Un avion, deux programmes de recherche
Pour gagner 15 ans en moins d'un an, l'approche a été chamboulée. Plutôt que travailler de manière séquentielle (d'abord l'avion ultra sobre, ensuite l'avion à hydrogène), les recherches vont se dérouler de manière parallèle à la fois sur le système propulsif ultra sobre et sur un système de réservoirs cryogéniques.
En agissant ainsi, "nous gagnons une étape", explique Patrick Gandil. Et d'ajouter : "Il s'agit du même avion mais les travaux se font en parallèle", avec un tronc commun quelle que soit l'énergie retenue.
Car l'avion à hydrogène sera un avion "ultra sobre équipé de réservoirs cryogéniques", précise-t-il.
Sauf qu'à un moment, il faut trancher.
"Nous pouvons rester assez longtemps sans opter très vite. Nous travaillons par modules et nous pourrons nous interdire de choisir trop tôt la technologie, que cela soit sur les avions ou sur les moteurs. Il y a un point de décision quelque part dans 5 ans, où nous aurons des pistes sur la maturité de l'hydrogène pour voir s'il est raisonnable de continuer", assure Pierre Moschetti.
Cette façon de fonctionner permet donc d'avoir un plan "B" dans l'hypothèse où la solution hydrogène n'atteindrait pas ses promesses ou si l'environnement concurrentiel devait contraindre Airbus à lancer un avion plus tôt.
Mais même si un avion ultra sobre serait déjà une prouesse technologique - puisqu'un gain de 30% de consommation revient déjà à sauter une génération d'avions -, il ne serait néanmoins, aux yeux de Patrick Gandil, qu'un "pis-aller dans la mesure où la société attend un avion décarboné."
Dix milliards d'euros de recherche et développement
Le programme de recherche et développement est évalué à 10 milliards d'euros et sera financé à 50-50 entre les pouvoirs publics et les industriels. La participation de l'État constitue un gage de confiance pour les industriels. Début août, dans une interview accordée à La Tribune, le directeur général d'Airbus, Guillaume Faury, jugeait en effet le calendrier crédible :
"La forte volonté politique pour décarboner l'aviation permet d'obtenir des soutiens qui nous permettront d'y parvenir. Une entrée en service en 2035 d'un avion décarboné est réaliste. Cela suppose un lancement de programme aux alentours de 2027 et que les technologies soient prêtes en 2025 puisqu'il faut deux ans pour préparer un tel lancement. Du travail a déjà été fait. Des développements ont été lancés il y a plusieurs années car une partie des technologies sur lesquelles nous voulons nous appuyer sont déjà utilisées dans d'autres secteurs industriels. Certes, il y a beaucoup de défis à les introduire dans un avion, mais ce n'est pas du tout impossible. Avec l'aide financière des gouvernements, nous sommes encore plus confiants qu'avant. Après, quel sera cet avion, sur quel segment, avec quel impact sur la première entrée en service en termes de pénétration de marché... c'est encore impossible de le dire. Sur le plan technologique, une entrée en service en 2035 nous paraît tout à fait réaliste".
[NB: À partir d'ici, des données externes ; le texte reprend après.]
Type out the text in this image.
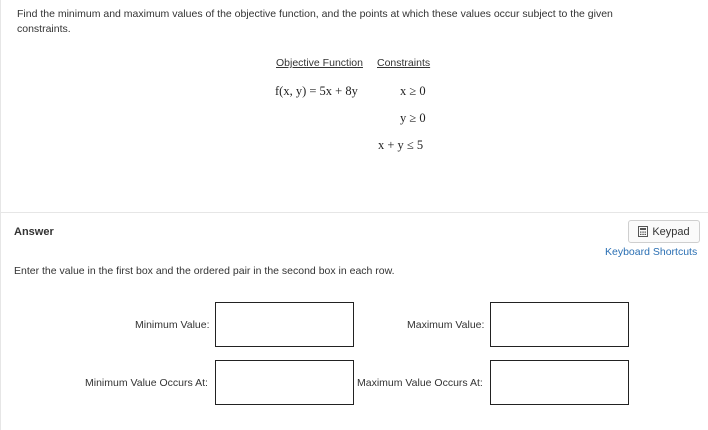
Find the minimum and maximum values of the objective function, and the points at which these values occur subject to the given constraints.
Objective Function Constraints
f(x, y) = 5x + 8y	x ≥ 0
y ≥ 0
x + y ≤ 5
Answer	Keypad
Keyboard Shortcuts
Enter the value in the first box and the ordered pair in the second box in each row.
Minimum Value:	Maximum Value:
Minimum Value Occurs At:	Maximum Value Occurs At:
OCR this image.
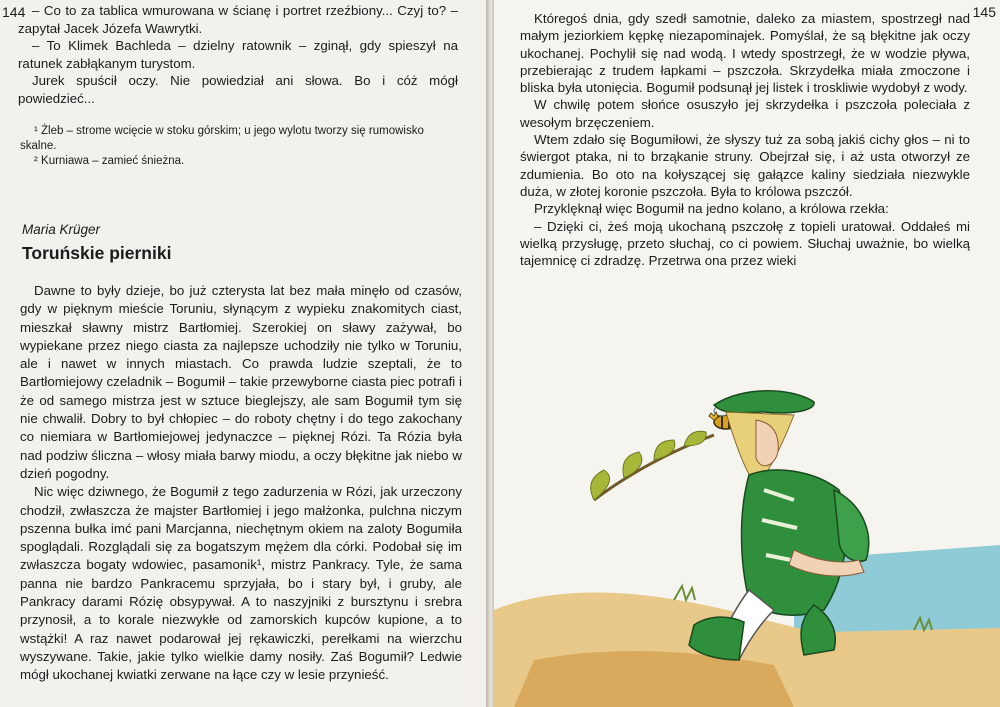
144 – Co to za tablica wmurowana w ścianę i portret rzeźbiony... Czyj to? – zapytał Jacek Józefa Wawrytki.

– To Klimek Bachleda – dzielny ratownik – zginął, gdy spieszył na ratunek zabłąkanym turystom.

Jurek spuścił oczy. Nie powiedział ani słowa. Bo i cóż mógł powiedzieć...

¹ Żleb – strome wcięcie w stoku górskim; u jego wylotu tworzy się rumowisko skalne.

² Kurniawa – zamieć śnieżna.

Maria Krüger
Toruńskie pierniki

Dawne to były dzieje, bo już czterysta lat bez mała minęło od czasów, gdy w pięknym mieście Toruniu, słynącym z wypieku znakomitych ciast, mieszkał sławny mistrz Bartłomiej. Szerokiej on sławy zażywał, bo wypiekane przez niego ciasta za najlepsze uchodziły nie tylko w Toruniu, ale i nawet w innych miastach. Co prawda ludzie szeptali, że to Bartłomiejowy czeladnik – Bogumił – takie przewyborne ciasta piec potrafi i że od samego mistrza jest w sztuce bieglejszy, ale sam Bogumił tym się nie chwalił. Dobry to był chłopiec – do roboty chętny i do tego zakochany co niemiara w Bartłomiejowej jedynaczce – pięknej Rózi. Ta Rózia była nad podziw śliczna – włosy miała barwy miodu, a oczy błękitne jak niebo w dzień pogodny.

Nic więc dziwnego, że Bogumił z tego zadurzenia w Rózi, jak urzeczony chodził, zwłaszcza że majster Bartłomiej i jego małżonka, pulchna niczym pszenna bułka imć pani Marcjanna, niechętnym okiem na zaloty Bogumiła spoglądali. Rozglądali się za bogatszym mężem dla córki. Podobał się im zwłaszcza bogaty wdowiec, pasamonik¹, mistrz Pankracy. Tyle, że sama panna nie bardzo Pankracemu sprzyjała, bo i stary był, i gruby, ale Pankracy darami Rózię obsypywał. A to naszyjniki z bursztynu i srebra przynosił, a to korale niezwykłe od zamorskich kupców kupione, a to wstążki! A raz nawet podarował jej rękawiczki, perełkami na wierzchu wyszywane. Takie, jakie tylko wielkie damy nosiły. Zaś Bogumił? Ledwie mógł ukochanej kwiatki zerwane na łące czy w lesie przynieść.

145

Któregoś dnia, gdy szedł samotnie, daleko za miastem, spostrzegł nad małym jeziorkiem kępkę niezapominajek. Pomyślał, że są błękitne jak oczy ukochanej. Pochylił się nad wodą. I wtedy spostrzegł, że w wodzie pływa, przebierając z trudem łapkami – pszczoła. Skrzydełka miała zmoczone i bliska była utonięcia. Bogumił podsunął jej listek i troskliwie wydobył z wody.

W chwilę potem słońce osuszyło jej skrzydełka i pszczoła poleciała z wesołym brzęczeniem.

Wtem zdało się Bogumiłowi, że słyszy tuż za sobą jakiś cichy głos – ni to świergot ptaka, ni to brząkanie struny. Obejrzał się, i aż usta otworzył ze zdumienia. Bo oto na kołyszącej się gałązce kaliny siedziała niezwykle duża, w złotej koronie pszczoła. Była to królowa pszczół.

Przyklęknął więc Bogumił na jedno kolano, a królowa rzekła:

– Dzięki ci, żeś moją ukochaną pszczołę z topieli uratował. Oddałeś mi wielką przysługę, przeto słuchaj, co ci powiem. Słuchaj uważnie, bo wielką tajemnicę ci zdradzę. Przetrwa ona przez wieki
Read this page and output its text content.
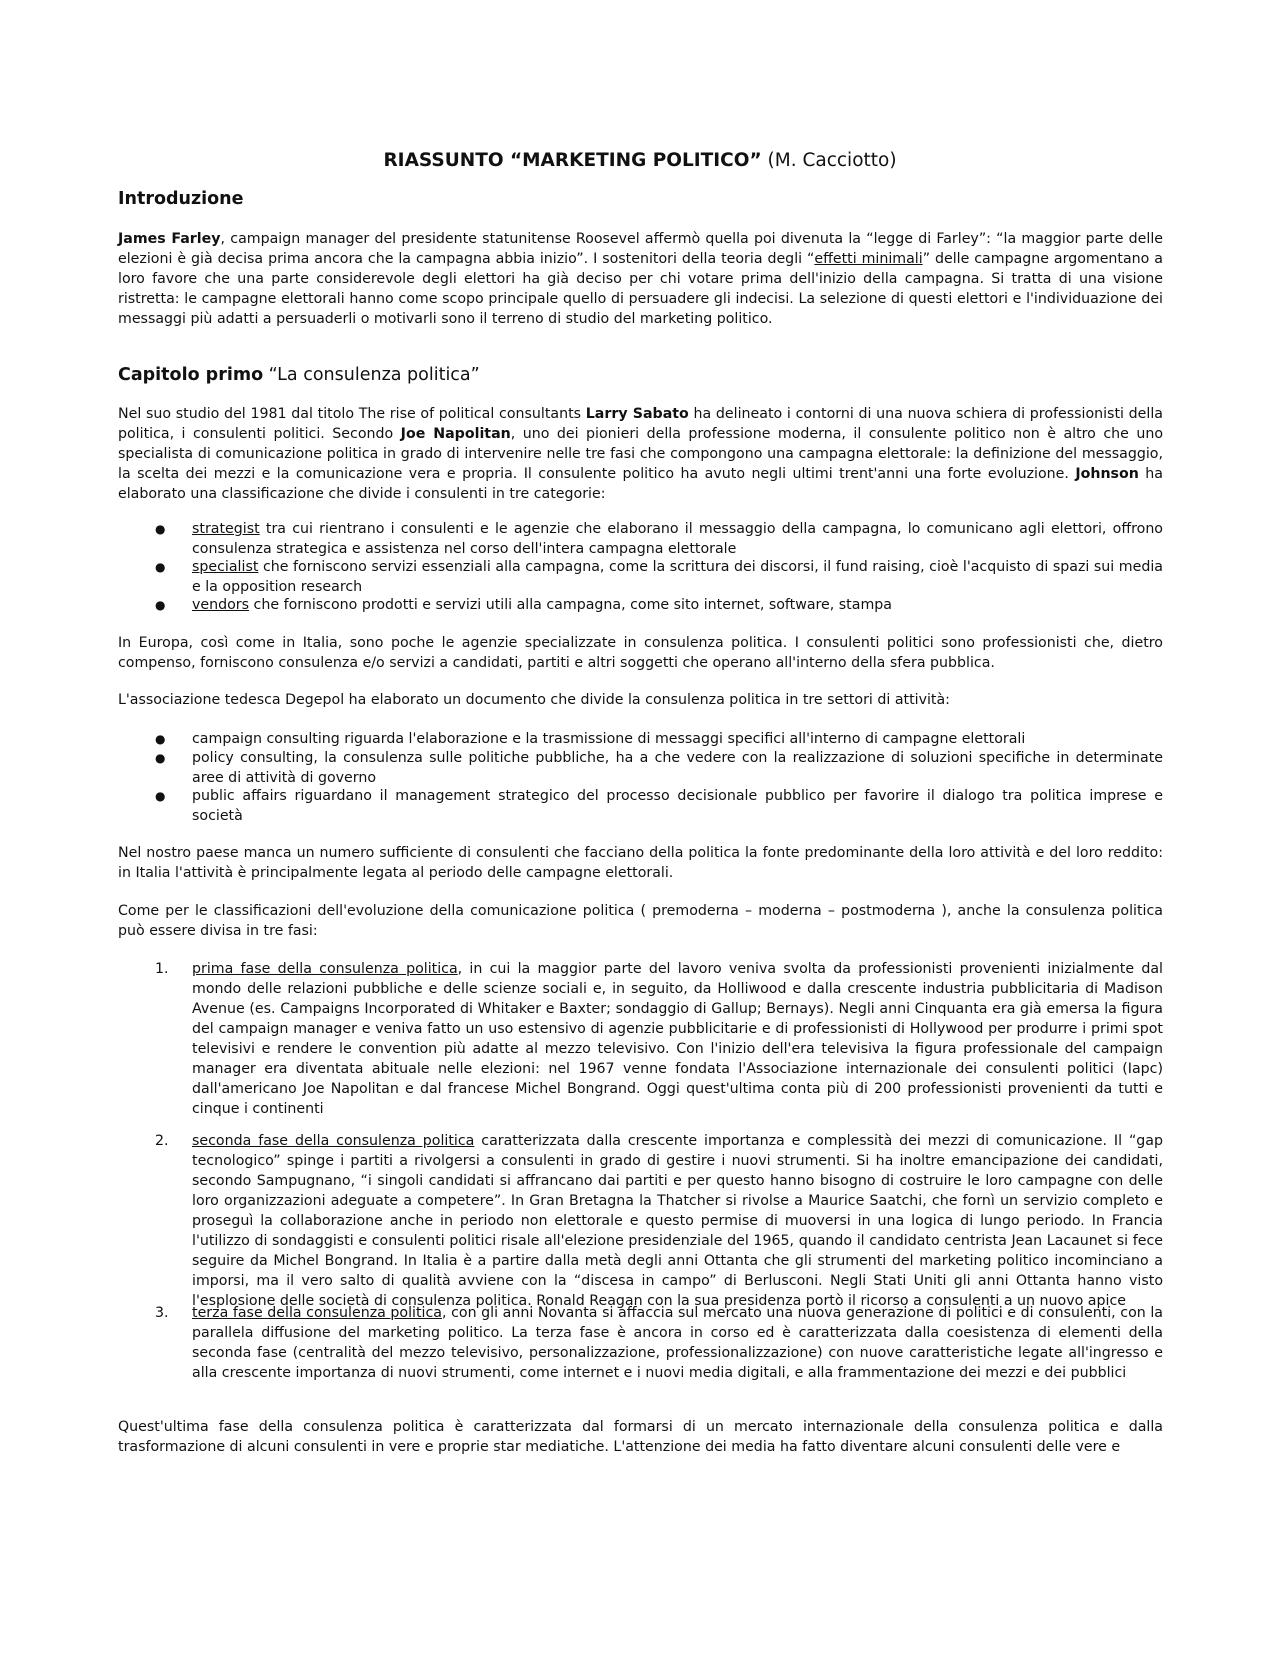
RIASSUNTO “MARKETING POLITICO” (M. Cacciotto)
Introduzione
James Farley, campaign manager del presidente statunitense Roosevel affermò quella poi divenuta la “legge di Farley”: “la maggior parte delle elezioni è già decisa prima ancora che la campagna abbia inizio”. I sostenitori della teoria degli “effetti minimali” delle campagne argomentano a loro favore che una parte considerevole degli elettori ha già deciso per chi votare prima dell'inizio della campagna. Si tratta di una visione ristretta: le campagne elettorali hanno come scopo principale quello di persuadere gli indecisi. La selezione di questi elettori e l'individuazione dei messaggi più adatti a persuaderli o motivarli sono il terreno di studio del marketing politico.
Capitolo primo “La consulenza politica”
Nel suo studio del 1981 dal titolo The rise of political consultants Larry Sabato ha delineato i contorni di una nuova schiera di professionisti della politica, i consulenti politici. Secondo Joe Napolitan, uno dei pionieri della professione moderna, il consulente politico non è altro che uno specialista di comunicazione politica in grado di intervenire nelle tre fasi che compongono una campagna elettorale: la definizione del messaggio, la scelta dei mezzi e la comunicazione vera e propria. Il consulente politico ha avuto negli ultimi trent'anni una forte evoluzione. Johnson ha elaborato una classificazione che divide i consulenti in tre categorie:
● strategist tra cui rientrano i consulenti e le agenzie che elaborano il messaggio della campagna, lo comunicano agli elettori, offrono consulenza strategica e assistenza nel corso dell'intera campagna elettorale
● specialist che forniscono servizi essenziali alla campagna, come la scrittura dei discorsi, il fund raising, cioè l'acquisto di spazi sui media e la opposition research
● vendors che forniscono prodotti e servizi utili alla campagna, come sito internet, software, stampa
In Europa, così come in Italia, sono poche le agenzie specializzate in consulenza politica. I consulenti politici sono professionisti che, dietro compenso, forniscono consulenza e/o servizi a candidati, partiti e altri soggetti che operano all'interno della sfera pubblica.
L'associazione tedesca Degepol ha elaborato un documento che divide la consulenza politica in tre settori di attività:
● campaign consulting riguarda l'elaborazione e la trasmissione di messaggi specifici all'interno di campagne elettorali
● policy consulting, la consulenza sulle politiche pubbliche, ha a che vedere con la realizzazione di soluzioni specifiche in determinate aree di attività di governo
● public affairs riguardano il management strategico del processo decisionale pubblico per favorire il dialogo tra politica imprese e società
Nel nostro paese manca un numero sufficiente di consulenti che facciano della politica la fonte predominante della loro attività e del loro reddito: in Italia l'attività è principalmente legata al periodo delle campagne elettorali.
Come per le classificazioni dell'evoluzione della comunicazione politica ( premoderna – moderna – postmoderna ), anche la consulenza politica può essere divisa in tre fasi:
1. prima fase della consulenza politica, in cui la maggior parte del lavoro veniva svolta da professionisti provenienti inizialmente dal mondo delle relazioni pubbliche e delle scienze sociali e, in seguito, da Holliwood e dalla crescente industria pubblicitaria di Madison Avenue (es. Campaigns Incorporated di Whitaker e Baxter; sondaggio di Gallup; Bernays). Negli anni Cinquanta era già emersa la figura del campaign manager e veniva fatto un uso estensivo di agenzie pubblicitarie e di professionisti di Hollywood per produrre i primi spot televisivi e rendere le convention più adatte al mezzo televisivo. Con l'inizio dell'era televisiva la figura professionale del campaign manager era diventata abituale nelle elezioni: nel 1967 venne fondata l'Associazione internazionale dei consulenti politici (Iapc) dall'americano Joe Napolitan e dal francese Michel Bongrand. Oggi quest'ultima conta più di 200 professionisti provenienti da tutti e cinque i continenti
2. seconda fase della consulenza politica caratterizzata dalla crescente importanza e complessità dei mezzi di comunicazione. Il “gap tecnologico” spinge i partiti a rivolgersi a consulenti in grado di gestire i nuovi strumenti. Si ha inoltre emancipazione dei candidati, secondo Sampugnano, “i singoli candidati si affrancano dai partiti e per questo hanno bisogno di costruire le loro campagne con delle loro organizzazioni adeguate a competere”. In Gran Bretagna la Thatcher si rivolse a Maurice Saatchi, che fornì un servizio completo e proseguì la collaborazione anche in periodo non elettorale e questo permise di muoversi in una logica di lungo periodo. In Francia l'utilizzo di sondaggisti e consulenti politici risale all'elezione presidenziale del 1965, quando il candidato centrista Jean Lacaunet si fece seguire da Michel Bongrand. In Italia è a partire dalla metà degli anni Ottanta che gli strumenti del marketing politico incominciano a imporsi, ma il vero salto di qualità avviene con la “discesa in campo” di Berlusconi. Negli Stati Uniti gli anni Ottanta hanno visto l'esplosione delle società di consulenza politica. Ronald Reagan con la sua presidenza portò il ricorso a consulenti a un nuovo apice
3. terza fase della consulenza politica, con gli anni Novanta si affaccia sul mercato una nuova generazione di politici e di consulenti, con la parallela diffusione del marketing politico. La terza fase è ancora in corso ed è caratterizzata dalla coesistenza di elementi della seconda fase (centralità del mezzo televisivo, personalizzazione, professionalizzazione) con nuove caratteristiche legate all'ingresso e alla crescente importanza di nuovi strumenti, come internet e i nuovi media digitali, e alla frammentazione dei mezzi e dei pubblici
Quest'ultima fase della consulenza politica è caratterizzata dal formarsi di un mercato internazionale della consulenza politica e dalla trasformazione di alcuni consulenti in vere e proprie star mediatiche. L'attenzione dei media ha fatto diventare alcuni consulenti delle vere e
Si un tel avion était conçu sur le moyen-courrier, les bénéfices pour l'aviation seraient énormes à l'échelle mondiale. Car ces avions représentent aujourd'hui plus de 70% de la flotte mondiale et Airbus dominait ce marché avant même la crise du coronavirus et celle du B737 MAX. Pour les vols long-courriers, en revanche, une aviation décarbonnée passera par le développement à grande échelle des biocarburants.